= Azalide =

Class of antibiotics

Azithromycin

Azalides are a class of macrolide antibiotics that were originally manufactured in response to the poor acid stability exhibited by original macrolides such as erythromycin. Examples of azalides include azithromycin, which is used in humans, while tulathromycin and gamithromycin are used in veterinary medicine. Following the clinical overuse of macrolides and azalides, ketolides have been developed to combat surfacing macrolide-azalide resistance among streptococci species. Azalides have several advantages over erythromycin such as more potent gram negative antimicrobial activity, acid stability, and side effect tolerability. Although there are few drug interactions with azithromycin, it weakly inhibits the CYP3A4 enzyme.

== Structure ==
Azalides feature a nitrogen atom in their 15-membered macrolide ring, resulting in improved pharmacokinetic properties and greater stability when compared to earlier-generation macrolides. Replacement of the ketone group in traditional macrolides with a tertiary amine group confers greater acid stability.
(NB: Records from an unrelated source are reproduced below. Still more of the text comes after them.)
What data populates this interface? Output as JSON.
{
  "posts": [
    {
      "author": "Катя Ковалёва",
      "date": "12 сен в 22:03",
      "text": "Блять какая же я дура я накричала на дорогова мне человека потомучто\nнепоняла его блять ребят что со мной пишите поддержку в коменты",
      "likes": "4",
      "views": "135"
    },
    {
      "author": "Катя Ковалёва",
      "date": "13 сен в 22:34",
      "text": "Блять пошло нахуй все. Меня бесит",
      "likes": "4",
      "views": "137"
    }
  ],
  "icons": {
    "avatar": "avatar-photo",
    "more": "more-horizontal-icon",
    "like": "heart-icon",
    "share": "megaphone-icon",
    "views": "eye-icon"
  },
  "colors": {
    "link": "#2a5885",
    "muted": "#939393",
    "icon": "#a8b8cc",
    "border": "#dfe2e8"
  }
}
See Beckmann rearrangement.

== Mechanism of action ==
Azalides bind to the bacterial 50S ribosomal subunit and inhibit polypeptide elongation by hindering peptidyl transfer RNA translocation.

== Pharmacokinetics ==
Applicable pharmacokinetic indexes are free azalide AUC_{24}/MIC because of the post antibiotic effect they exhibit, and free azalide concentration/MIC. Due to their large volume of distribution and lipophilic structure, azalides concentrate effectively in tissue.